Members of Rome’s Muslim Bangladeshi community have launched a fundraiser to create a new Muslim-only cemetery in Rome, with claims they refuse to be buried next to Catholics.

The fundraiser was created by the Dhuumcatu Association whose president, a man named Bachcu, said: “A cemetery managed by the Islamic faithful is necessary because there are differences between the Catholic and Islamic rites. We can not be buried in clothes and our body must be placed in a north-south direction.”

“It already happens in Great Britain and in France,” another member of the association said, adding: “At the same time, though, if I have to be buried here, I would like to be buried like a true Muslim.”

The entire project is estimated to cost at least six to seven million euros as the group are looking to build a cemetery that will be able to hold between 30,000 to 40,000 burials, Il Giornale reports.

The organisation claims that they want to fundraise the money from their own community rather than have the government help them, saying that the city of Rome would only be needed to authorise the project. They added that they should be easily able to raise the amount if only two percent of the community donate the recommended 3,000 euros.

Integration of Muslims into Italian society has been a major issue in the country for years, with the government having to shut down illegal mosques in 2016. The move led to protests from the Muslim community, some of whom threatened to invade the Vatican and pray in St.

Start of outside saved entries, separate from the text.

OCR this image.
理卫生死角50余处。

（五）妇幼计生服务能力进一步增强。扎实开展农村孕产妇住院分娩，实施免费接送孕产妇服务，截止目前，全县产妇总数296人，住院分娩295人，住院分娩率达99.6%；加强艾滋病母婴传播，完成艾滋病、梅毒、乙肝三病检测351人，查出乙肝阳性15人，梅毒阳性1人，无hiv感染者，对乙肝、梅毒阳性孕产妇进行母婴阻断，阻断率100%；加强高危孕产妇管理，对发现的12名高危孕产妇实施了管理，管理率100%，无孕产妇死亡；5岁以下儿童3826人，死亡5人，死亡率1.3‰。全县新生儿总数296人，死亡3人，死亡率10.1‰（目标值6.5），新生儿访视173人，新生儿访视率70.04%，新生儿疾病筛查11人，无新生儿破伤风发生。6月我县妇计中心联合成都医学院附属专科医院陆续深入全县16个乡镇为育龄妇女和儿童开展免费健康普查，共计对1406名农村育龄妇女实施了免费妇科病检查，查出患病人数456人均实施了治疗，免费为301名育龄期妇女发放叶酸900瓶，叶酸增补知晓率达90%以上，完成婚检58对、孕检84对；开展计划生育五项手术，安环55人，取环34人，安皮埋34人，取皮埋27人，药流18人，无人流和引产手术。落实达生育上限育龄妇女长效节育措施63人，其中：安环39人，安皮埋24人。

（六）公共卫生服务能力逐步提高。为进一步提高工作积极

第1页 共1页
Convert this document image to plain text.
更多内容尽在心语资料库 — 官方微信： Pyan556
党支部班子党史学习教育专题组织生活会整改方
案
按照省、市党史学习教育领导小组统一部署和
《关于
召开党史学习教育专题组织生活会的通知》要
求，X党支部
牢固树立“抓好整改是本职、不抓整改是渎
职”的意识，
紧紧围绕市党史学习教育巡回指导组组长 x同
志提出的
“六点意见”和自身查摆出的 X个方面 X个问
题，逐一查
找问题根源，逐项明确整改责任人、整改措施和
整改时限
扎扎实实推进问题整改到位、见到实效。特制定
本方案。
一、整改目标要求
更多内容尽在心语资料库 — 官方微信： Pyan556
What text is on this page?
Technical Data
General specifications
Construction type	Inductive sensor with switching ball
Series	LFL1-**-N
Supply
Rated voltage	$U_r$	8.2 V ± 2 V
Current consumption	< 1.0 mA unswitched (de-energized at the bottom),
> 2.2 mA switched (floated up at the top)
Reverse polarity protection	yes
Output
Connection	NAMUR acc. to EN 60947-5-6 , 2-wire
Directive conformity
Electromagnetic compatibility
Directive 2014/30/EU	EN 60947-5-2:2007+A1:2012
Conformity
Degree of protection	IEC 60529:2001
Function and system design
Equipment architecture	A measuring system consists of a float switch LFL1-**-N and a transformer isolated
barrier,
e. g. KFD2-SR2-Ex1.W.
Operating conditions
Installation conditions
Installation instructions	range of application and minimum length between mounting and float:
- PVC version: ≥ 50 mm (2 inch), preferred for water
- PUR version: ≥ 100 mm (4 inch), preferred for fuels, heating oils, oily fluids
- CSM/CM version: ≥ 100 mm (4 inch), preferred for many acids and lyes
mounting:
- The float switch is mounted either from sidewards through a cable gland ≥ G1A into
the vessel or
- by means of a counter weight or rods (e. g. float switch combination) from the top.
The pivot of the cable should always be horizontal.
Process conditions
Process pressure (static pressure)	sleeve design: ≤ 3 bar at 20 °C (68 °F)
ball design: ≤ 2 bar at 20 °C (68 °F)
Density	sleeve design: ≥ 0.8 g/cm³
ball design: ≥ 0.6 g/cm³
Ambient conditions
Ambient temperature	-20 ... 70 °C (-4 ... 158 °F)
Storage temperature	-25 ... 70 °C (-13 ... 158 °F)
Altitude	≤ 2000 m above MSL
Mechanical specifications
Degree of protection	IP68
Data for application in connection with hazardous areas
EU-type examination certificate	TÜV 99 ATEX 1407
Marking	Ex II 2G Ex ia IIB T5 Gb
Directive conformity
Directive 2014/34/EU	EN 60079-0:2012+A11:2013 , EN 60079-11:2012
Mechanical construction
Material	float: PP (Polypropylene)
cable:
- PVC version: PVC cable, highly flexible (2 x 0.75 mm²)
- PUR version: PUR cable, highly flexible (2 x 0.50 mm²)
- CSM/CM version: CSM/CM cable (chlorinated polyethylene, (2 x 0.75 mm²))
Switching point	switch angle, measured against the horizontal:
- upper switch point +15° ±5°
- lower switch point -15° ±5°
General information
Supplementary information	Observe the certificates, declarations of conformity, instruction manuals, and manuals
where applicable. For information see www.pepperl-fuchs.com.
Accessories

Peter’s Basilica, instead.

Some on Italian politicians have embraced the demands of the Muslim community, such as the establishment left-liberal Democratic Party (PD), which even travelled to an Islamic Centre in Milan to show members of the community how to vote for them, with their party’s being the only one presented on the mock ballots.

The PD also back the idea of birthright citizenship, also known as jus soli or ‘right of the soil’, which would confer citizenship on anyone born within Italy’s borders automatically.

At present, the Mediterranean country’s laws are centred largely on the principle of jus sanguinis, or ‘right of blood’, which require a child’s mother or father must be an Italian citizen in order for them to receive automatic citizenship. (Stateless persons born in Italy are one exception.)

A move to jus soli is supported by many Muslim migrants, and the PD’s endorsement of this more straightforward path to citizenship led the Mosque of Segrate in Milan, for example, to advocate its community vote for the party as a result.